Monnaies antiques

D : DOMITIA AVG IMP DOMITIAN AVG GERM

Parmi les 500000 documents de la bibliothèque se trouve une collection numismatique importante, composée d’environ 18 000 monnaies dont 14 000 antiques. Ces « médailles » antiques proviennent presque exclusivement de legs et de dons, réalisés entre la fin du XVIIème siècle et le milieu du XIXème siècle. « Médaille » est le terme utilisé par les spécialistes et les collectionneurs, de la Renaissance au XIXème siècle, pour désigner les monnaies. 

 


R : CONCORDIA AVGVSTI

​​Il s’agit majoritairement de monnaies romaines, impériales, et en bronze, avec une part non négligeable de monnaies en argent. Ainsi, pour les monnaies frappées durant les deux premiers siècles de notre ère, nous avons environ 80% de monnaies en bronze et un peu plus de 19% de monnaies en argent, le pourcentage restant étant représenté par quelques monnaies en or.​

 

 

Monnaie en or (aureus) frappée sous Domitien, représentant au droit le portrait de Domitia, la femme de l’empereur. Au revers, un paon, animal symbolique de la déesse Junon.​

Référence : Roman Imperial Coinage vol. II, p. 80, n° 215.​


Le legs Jean-Baptiste Boisot

Buste de l’abbé Boisot (salle de lecture)
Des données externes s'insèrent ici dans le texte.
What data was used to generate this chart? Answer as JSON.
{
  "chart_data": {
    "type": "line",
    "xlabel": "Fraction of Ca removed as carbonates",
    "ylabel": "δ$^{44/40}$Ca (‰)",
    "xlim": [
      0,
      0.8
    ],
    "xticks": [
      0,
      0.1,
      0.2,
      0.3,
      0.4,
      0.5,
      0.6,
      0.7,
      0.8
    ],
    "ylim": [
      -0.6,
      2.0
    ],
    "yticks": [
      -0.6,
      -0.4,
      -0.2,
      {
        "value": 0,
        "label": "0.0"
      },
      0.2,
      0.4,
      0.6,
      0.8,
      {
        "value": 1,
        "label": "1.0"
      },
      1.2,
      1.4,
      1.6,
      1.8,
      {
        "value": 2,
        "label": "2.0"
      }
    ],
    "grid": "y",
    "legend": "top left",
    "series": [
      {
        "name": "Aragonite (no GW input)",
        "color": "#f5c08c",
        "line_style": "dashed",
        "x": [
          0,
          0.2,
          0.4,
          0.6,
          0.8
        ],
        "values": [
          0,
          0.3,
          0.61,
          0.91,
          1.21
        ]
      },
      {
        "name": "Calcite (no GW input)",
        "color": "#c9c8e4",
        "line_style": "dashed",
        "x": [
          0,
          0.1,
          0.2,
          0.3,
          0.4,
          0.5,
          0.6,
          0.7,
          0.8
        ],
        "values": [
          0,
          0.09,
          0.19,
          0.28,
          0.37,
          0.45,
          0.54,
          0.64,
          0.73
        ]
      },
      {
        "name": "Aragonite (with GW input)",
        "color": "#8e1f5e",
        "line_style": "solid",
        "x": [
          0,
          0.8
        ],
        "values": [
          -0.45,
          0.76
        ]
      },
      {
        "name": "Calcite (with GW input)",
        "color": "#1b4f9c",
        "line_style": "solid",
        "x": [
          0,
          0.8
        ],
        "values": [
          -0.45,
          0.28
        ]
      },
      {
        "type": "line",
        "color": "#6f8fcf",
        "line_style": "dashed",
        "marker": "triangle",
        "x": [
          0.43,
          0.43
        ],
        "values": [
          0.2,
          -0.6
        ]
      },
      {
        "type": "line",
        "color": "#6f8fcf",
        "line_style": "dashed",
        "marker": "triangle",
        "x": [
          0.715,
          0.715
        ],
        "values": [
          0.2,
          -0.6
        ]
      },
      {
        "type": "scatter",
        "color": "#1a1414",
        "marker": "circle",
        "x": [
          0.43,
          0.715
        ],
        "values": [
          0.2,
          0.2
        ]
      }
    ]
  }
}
Ce fonds numismatique a pour origine le legs de Jean-Baptiste Boisot, abbé de Saint Vincent, mort en 1694, qui légua aux bénédictins de son établissement la totalité de ses collections : livres, manuscrits, peintures, bustes, antiques et médailles (antiques et modernes), dont une part considérable provenait des collections du cardinal de Granvelle. Jean-Baptiste Boisot, dans son testament, demanda que cet ensemble soit conservé dans son intégralité et soit disposé dans une salle de l’abbaye, ouverte pour le grand public à des jours et horaires réguliers. 


Ainsi naquit la Bibliothèque publique de Saint-Vincent, une des premières bibliothèques publiques de France et ancêtre de l’actuelle Bibliothèque d’étude et de conservation. L’inventaire après-décès des collections Boisot, réalisé en 1695, nous informe de l’existence de deux médailliers, le premier abritant les monnaies et médailles modernes, le second les monnaies antiques. Ces dernières, environ 1 800 (auxquelles s’ajoutent des monnaies non comptabilisées), restent décrites de manière succincte, nous empêchant d’identifier les monnaies provenant du fonds Boisot. Des rapprochements restent néanmoins toujours possibles à l’exemple des « quatorze Colonia Nemosus » mentionnées au feuillet f. 228 v° de l’inventaire Boisot, qui ne peuvent que faire référence à la célèbre monnaie au crocodile émise par la cité de Nîmes entre 20 avant J.-C. et 14 après​​


La Révolution

As de Nîmes, exemplaire frappé entre 10 avant J.-C. et 10 après.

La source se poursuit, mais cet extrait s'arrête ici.